The principal question involved is whether under the stipulated facts the assignment of the award after entry of the interlocutory judgment carried the right to it as against subsequent purchasers of the property under deeds not expressly reserving such right and without notice of any claim of such right.

The very late case of McDaniels v. Dickey (Cal. Sup.) 25 P.(2d) 404, 405, restates the law applicable here in the following words: “The right to compensation is a personal one which does not run with the land, and does not pass to a vendee of the land after the right accrues, in the absence of an express agreement to that effect. Where the right accrues after a conveyance, a vendee or optionee is entitled to compensation for the damage he has suffered.” (Italics ours.) The question to be determined here is the same as in that case, viz., whether the right to the award accrued prior to the deed to Jewett. The conveyance in such case was made more than thirty days after the entry of the interlocutory judgment. The Supreme Court there, following the case of Vallejo, etc., R. R. Co. v.
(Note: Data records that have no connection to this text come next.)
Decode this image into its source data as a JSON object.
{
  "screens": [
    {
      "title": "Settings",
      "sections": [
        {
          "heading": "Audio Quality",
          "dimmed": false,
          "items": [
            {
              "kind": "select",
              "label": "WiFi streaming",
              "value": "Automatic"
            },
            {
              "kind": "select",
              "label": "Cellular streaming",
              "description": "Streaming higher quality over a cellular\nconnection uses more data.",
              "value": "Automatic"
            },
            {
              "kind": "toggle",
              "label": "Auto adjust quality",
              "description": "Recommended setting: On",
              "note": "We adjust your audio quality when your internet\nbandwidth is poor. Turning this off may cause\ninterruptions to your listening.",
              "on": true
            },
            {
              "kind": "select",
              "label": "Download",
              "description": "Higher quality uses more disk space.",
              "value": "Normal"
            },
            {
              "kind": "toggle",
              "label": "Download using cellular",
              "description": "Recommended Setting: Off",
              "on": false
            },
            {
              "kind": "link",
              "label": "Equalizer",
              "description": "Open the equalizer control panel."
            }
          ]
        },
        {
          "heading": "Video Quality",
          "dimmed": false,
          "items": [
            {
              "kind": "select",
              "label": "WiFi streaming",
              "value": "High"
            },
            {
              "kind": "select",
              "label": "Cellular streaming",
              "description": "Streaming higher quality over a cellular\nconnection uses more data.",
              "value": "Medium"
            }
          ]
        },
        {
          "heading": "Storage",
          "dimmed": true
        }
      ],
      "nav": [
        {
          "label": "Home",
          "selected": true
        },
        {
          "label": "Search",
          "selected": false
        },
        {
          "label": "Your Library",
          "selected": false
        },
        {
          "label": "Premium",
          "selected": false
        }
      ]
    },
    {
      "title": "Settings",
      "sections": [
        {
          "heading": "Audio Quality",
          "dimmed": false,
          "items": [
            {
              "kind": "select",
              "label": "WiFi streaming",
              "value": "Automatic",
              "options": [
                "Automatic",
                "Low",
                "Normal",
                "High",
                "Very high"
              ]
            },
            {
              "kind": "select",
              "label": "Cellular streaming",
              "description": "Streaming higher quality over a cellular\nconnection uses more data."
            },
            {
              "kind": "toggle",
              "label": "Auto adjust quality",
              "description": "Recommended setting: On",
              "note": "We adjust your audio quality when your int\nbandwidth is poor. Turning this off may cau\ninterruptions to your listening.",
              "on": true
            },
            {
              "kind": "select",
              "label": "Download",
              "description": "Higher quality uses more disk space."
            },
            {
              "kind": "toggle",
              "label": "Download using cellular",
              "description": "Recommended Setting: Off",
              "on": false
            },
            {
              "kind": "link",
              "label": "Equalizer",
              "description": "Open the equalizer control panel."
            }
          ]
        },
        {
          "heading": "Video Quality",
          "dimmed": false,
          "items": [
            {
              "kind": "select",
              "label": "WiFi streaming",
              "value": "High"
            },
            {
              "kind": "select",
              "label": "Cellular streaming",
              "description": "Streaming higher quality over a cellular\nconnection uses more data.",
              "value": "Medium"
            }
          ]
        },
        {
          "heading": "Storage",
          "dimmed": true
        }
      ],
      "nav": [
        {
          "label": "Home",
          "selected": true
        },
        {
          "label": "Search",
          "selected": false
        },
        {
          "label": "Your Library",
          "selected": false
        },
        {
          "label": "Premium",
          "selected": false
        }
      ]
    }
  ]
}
Reed Orchard Co., 177 Cal. 249, 251, 170 P. 426 (which it is to be noted was a proceeding in eminent domain under sections 1237-1264 of the Code of Civil Procedure), determined that “the right to compensation accrued to respondents prior to their sale of the property to the appellant (regardless of whether the accrual actually occurred at the entry of the interlocutory judgment or upon the expiration of the thirty days therefrom, during which period, under section 1255a of the Code of Civil Procedure, the condemnor would have the right to abandon the proceedings).” The opinion does not show under what act the proceedings involved there were taken, but we must assume that it was some act to which sections 1255a and 1251, Code of Civil Procedure, were applicable. That the general provisions of the Code relating to eminent domain do not apply where the Street Opening Act of 1903 has contrary or inconsistent provisions is well settled. City of Los Angeles v. Agardy (Cal. Sup.) 33 P.(2d) 834; City of Los Angeles v. Abbott, 217 Cal. 187, 17 P.(2d) 993; Frank v. Maguire, 201 Cal. 414, 257 P. 515.

Turning to the act involved here, we find that section 31 thereof (St. 1903, p. 385) provides that awards allowed under the act shall be paid when there is sufficient money in the special assessment fund to pay them, and section 14 (St. 1903, p. 379, § 14), that the city council may “at any time prior to the payment of the compensation awarded the defendants, abandon the proceedings, by ordinance, and cause the said action to be dismissed, without prejudice.” Under the principle of law laid down in the case of McDaniels v. Dickey, supra, it would seem that under such act and the facts of this case no right to the award could possibly have arisen that would separate it from the land until long after plaintiff's predecessor had parted with the title to the property without reserving the same to itself, if and when made.

Considering the deeds of conveyance and the fact that plaintiff's predecessor, prior to its conveyance, abandoned its attempt to be substituted as plaintiff in the case and to have the award paid to it, and the fact that it obtained no greater right by the separate assignment of the award than it had under Khodigian's deed, and in view of the further fact that its right to the award had not yet accrued, we fail to see how such attempted substitution could constitute notice to any one of a claim that the award had been separated from the land itself, against which special benefits would be assessed to pay the cost of condemnation. Nor does respondent make such a claim, resting as it does on the proposition that its right to the award was so separated by the interlocutory judgment itself and so became a personal right instead of one pertinent to the land. In our opinion, there is no merit in such claim.

Undoubtedly, if deposit of security had been made and possession taken at the commencement of the proceedings, upon the entry of the interlocutory judgment, the right to the award would then have accrued and the situation would have been different, and the separate assignment would then have been necessary to take the right of Khodigian.

Judgment reversed, with directions to the trial court to enter judgment in favor of defendant.

ARCHBALD, Justice pro tem.

We concur: STEPHENS, P. J.; DESMOND, J.